Persistent Wheeze

Abstract
In a study of early-life risk factors for the development of adult obstructive airway disease, respiratory symptoms, disease and smoking histories, and spirometry were obtained for 650 children 5 to 9 yr of age and their families in East Boston, Massachusetts. Persistent wheezing was the most frequently reported chronic symptom, occurring in 9.2% (60/650) of the population. Children with persistent wheezing were more likely to report cough and phlegm (p < 0.001), a history of asthma (p < 0.001), hay fever (p < 0.02), or past hospitalization with a respiratory illness (p < 0.001) than their asymptomatic peers. Prospective evaluation of a subsample of the 650 children confirmed a greater occurrence of acute lower respiratory illness in those children with persistent wheeze.
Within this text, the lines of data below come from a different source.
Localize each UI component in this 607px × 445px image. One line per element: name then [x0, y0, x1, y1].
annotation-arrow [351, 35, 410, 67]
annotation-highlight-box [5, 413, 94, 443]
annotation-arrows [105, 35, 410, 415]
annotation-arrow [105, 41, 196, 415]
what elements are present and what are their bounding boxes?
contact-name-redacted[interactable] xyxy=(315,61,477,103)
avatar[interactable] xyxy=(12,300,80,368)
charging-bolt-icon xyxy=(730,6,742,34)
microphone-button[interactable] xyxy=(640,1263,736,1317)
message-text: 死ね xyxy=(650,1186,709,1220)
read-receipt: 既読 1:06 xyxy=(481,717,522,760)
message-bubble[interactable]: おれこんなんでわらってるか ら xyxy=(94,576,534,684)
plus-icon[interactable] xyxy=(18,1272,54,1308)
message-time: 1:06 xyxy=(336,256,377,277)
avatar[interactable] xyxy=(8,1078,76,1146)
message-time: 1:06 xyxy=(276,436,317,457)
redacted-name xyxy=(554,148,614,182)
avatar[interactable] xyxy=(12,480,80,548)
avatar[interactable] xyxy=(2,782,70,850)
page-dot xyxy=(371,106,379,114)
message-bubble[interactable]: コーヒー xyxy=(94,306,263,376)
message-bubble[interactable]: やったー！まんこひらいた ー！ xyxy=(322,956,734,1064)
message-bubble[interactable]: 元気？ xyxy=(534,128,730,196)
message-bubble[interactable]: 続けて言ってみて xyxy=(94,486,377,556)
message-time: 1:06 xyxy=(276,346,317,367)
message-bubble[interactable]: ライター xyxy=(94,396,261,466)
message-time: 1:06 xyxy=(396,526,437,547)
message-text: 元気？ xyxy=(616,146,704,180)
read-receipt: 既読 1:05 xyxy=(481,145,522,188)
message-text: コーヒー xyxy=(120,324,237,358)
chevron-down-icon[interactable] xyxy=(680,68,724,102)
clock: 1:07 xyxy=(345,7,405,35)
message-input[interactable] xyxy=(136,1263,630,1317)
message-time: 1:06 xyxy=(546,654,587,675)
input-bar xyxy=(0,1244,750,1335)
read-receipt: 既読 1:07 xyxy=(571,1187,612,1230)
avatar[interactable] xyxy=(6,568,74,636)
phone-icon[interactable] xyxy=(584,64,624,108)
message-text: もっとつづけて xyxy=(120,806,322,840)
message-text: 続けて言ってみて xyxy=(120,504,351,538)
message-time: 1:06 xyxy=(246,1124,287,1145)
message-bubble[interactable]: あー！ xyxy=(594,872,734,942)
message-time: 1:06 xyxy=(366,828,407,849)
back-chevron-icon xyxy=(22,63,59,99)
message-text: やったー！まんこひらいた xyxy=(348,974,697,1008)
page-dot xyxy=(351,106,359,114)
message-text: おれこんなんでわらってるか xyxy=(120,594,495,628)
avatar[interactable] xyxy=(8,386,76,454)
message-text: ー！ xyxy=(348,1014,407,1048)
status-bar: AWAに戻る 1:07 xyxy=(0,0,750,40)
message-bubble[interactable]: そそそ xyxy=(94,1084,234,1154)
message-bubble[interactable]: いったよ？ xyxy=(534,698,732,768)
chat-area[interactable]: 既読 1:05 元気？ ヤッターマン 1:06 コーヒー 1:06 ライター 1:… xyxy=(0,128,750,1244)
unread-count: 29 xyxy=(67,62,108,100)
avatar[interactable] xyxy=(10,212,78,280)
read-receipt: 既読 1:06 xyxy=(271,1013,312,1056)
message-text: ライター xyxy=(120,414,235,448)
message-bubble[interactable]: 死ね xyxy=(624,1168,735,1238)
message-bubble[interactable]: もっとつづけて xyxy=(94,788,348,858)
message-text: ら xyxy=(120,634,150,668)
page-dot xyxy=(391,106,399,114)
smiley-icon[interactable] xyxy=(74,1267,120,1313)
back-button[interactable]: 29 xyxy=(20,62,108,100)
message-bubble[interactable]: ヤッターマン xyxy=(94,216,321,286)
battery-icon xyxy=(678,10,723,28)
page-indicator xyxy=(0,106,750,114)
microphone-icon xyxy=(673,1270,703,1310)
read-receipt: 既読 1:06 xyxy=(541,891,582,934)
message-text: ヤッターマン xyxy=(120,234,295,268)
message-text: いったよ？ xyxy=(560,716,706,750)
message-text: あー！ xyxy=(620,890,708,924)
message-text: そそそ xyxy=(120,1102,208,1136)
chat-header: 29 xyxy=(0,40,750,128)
Parental cigarette smoking was linearly related to the occurrence of persistent wheezing (p = 0.012) and lower degrees of mean normalized forced expiratory flow during the middle half of the forced vital capacity (FEF-Z score). A multiple linear regression identified the mother's current smoking status and current persistent wheeze as significant predictors of the children's mean FEF-Z score. Other variables, such as the father's smoking, children's personal smoking, a doctor's diagnosis of asthma, and a past history of lower respiratory illness were not significant predictors of the FEF-Z score.